The Power of being Bold

Why distilling your creative ideas and ignoring commerciality can work for independent jewellery designers

As anyone who has completed my 6-Week GoldDust Masterclass will know, I am a huge believer in the power of being bold in design. I champion impactful, original and bold design choices, particularly when starting out, and Week 4 of my signature course underlines with an entire module on ‘The Power of the Showstopper.’

What constitutes a ‘bold’ idea in fine jewellery?

Renegade jewellery designer Solange Azagury Partridge recently launched a jewellery collection made from copper. Yes, copper. The material of jewellery students making their first pieces at the bench, practising polishing it until it glows golden pink, then watching sadly as it fades and discolours and tarnishes quickly.

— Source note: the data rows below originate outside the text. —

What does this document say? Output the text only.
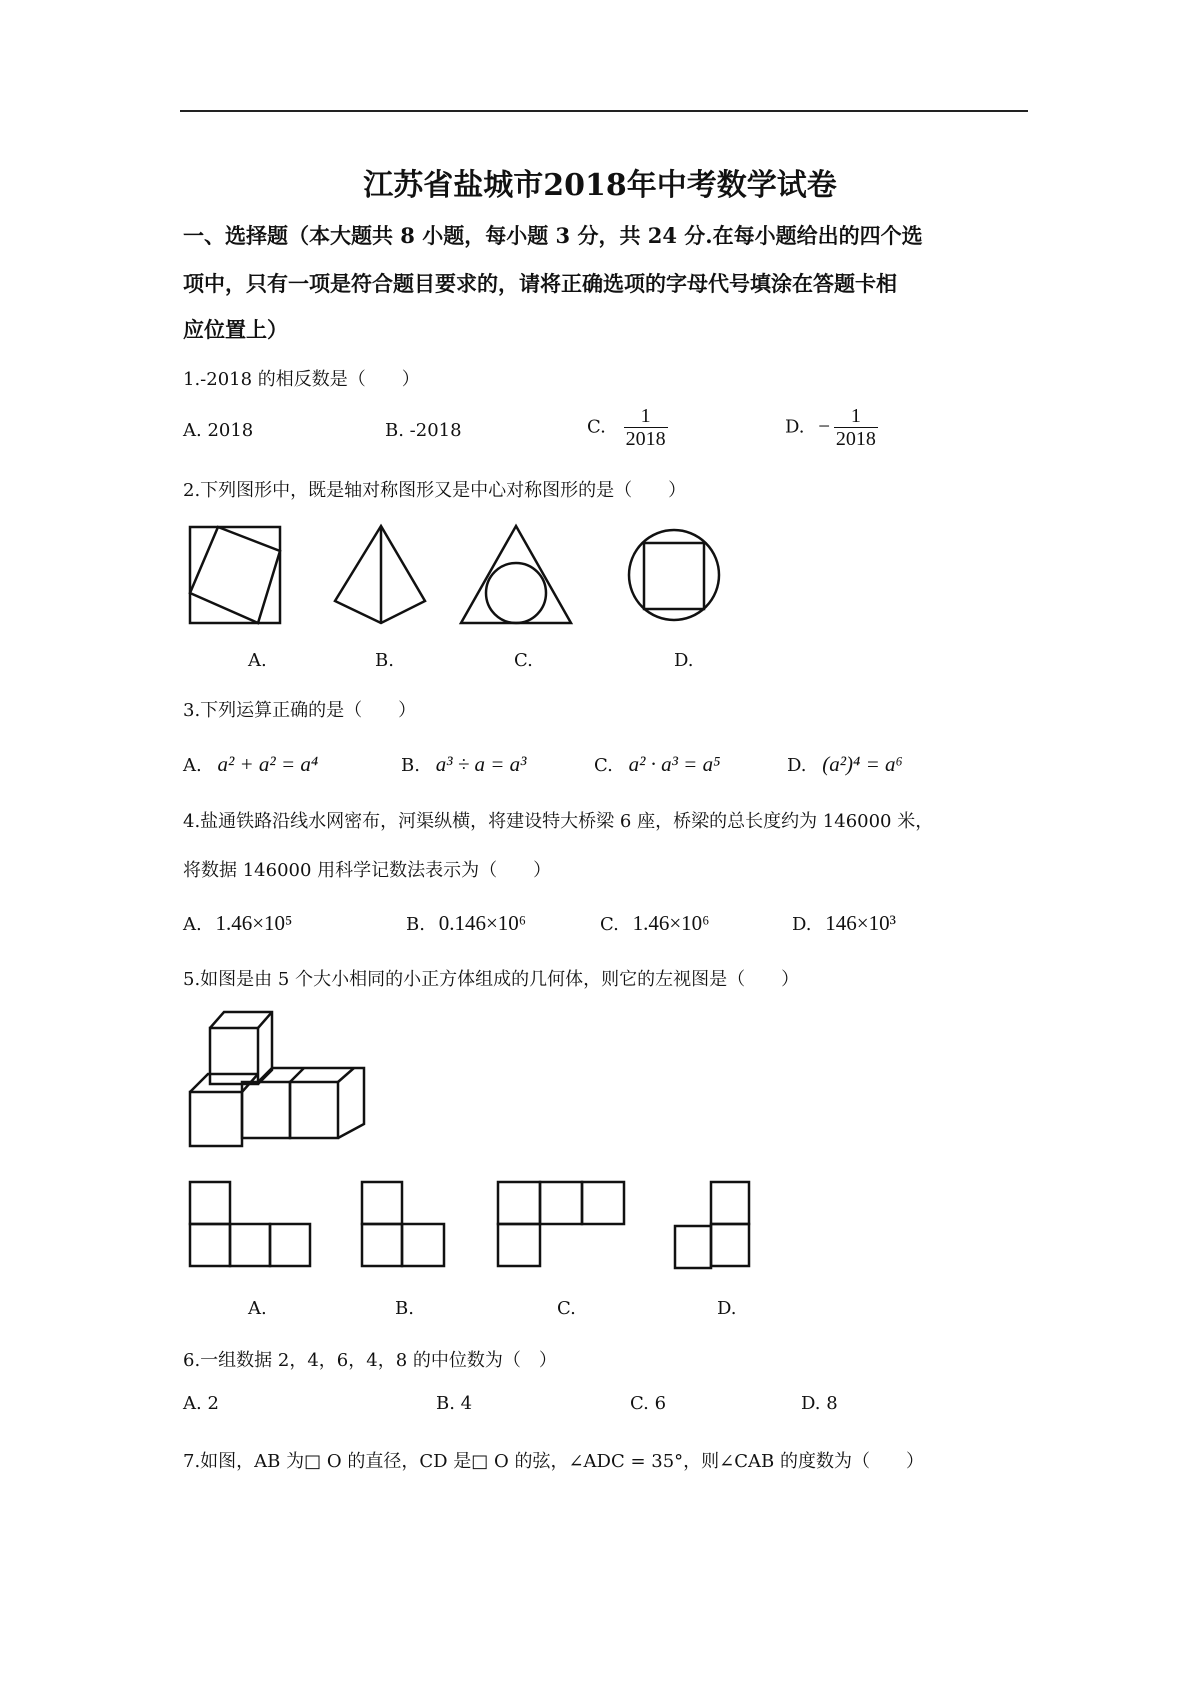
江苏省盐城市2018年中考数学试卷
一、选择题（本大题共 8 小题，每小题 3 分，共 24 分.在每小题给出的四个选
项中，只有一项是符合题目要求的，请将正确选项的字母代号填涂在答题卡相
应位置上）
1.-2018 的相反数是（　　）
A. 2018	B. -2018	C. $\frac{1}{2018}$	D. − $\frac{1}{2018}$
2.下列图形中，既是轴对称图形又是中心对称图形的是（　　）
A.	B.	C.	D.
3.下列运算正确的是（　　）
A. a² + a² = a⁴	B. a³ ÷ a = a³	C. a² · a³ = a⁵	D. (a²)⁴ = a⁶
4.盐通铁路沿线水网密布，河渠纵横，将建设特大桥梁 6 座，桥梁的总长度约为 146000 米，
将数据 146000 用科学记数法表示为（　　）
A. 1.46×10⁵	B. 0.146×10⁶	C. 1.46×10⁶	D. 146×10³
5.如图是由 5 个大小相同的小正方体组成的几何体，则它的左视图是（　　）
A.	B.	C.	D.
6.一组数据 2，4，6，4，8 的中位数为（　）
A. 2	B. 4	C. 6	D. 8
7.如图，AB 为□ O 的直径，CD 是□ O 的弦，∠ADC = 35°，则∠CAB 的度数为（　　）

Who is Solange Azagury Partridge?

Solange burst onto the jewellery scene over 20 years ago with her esoteric and non-conformist ideas of luxury and fine jewellery, making a huge dent in the industry and trailblazing her way to huge success and recognition. And now with the addition of copper, a non-precious metal never used in fine jewellery, it seems the renegade side of her hasn’t waned over the years. Offering pieces such as her signature ‘Hotlips’ design, along with her ‘Heartbeat’ ring, the collection of 10 pieces all sit around the £600-900 price point, considerably lower than her main collections but still not considered ‘cheap’ by many.

With the saturated jewellery market almost impenetrable for many new jewellers starting their businesses in 2024, having a unique and unexpected point of view is a real help. Allowing press and PR to talk about something actually new, potentially stopping us in our mindless scroll through instagram and making shoppers look twice when seeing something unexpected holds real power and advantage.

We are flooded with ‘samey’ styles and it takes a brave designer to create something truly new and unexpected. But I believe this is the only way forward for jewellery design, and although copper as a material isn’t considered ‘fine’ in jewellery, neither were ‘salt and pepper’ diamonds or ‘raw diamonds’ back when Solange starting using these too, over 25 years ago.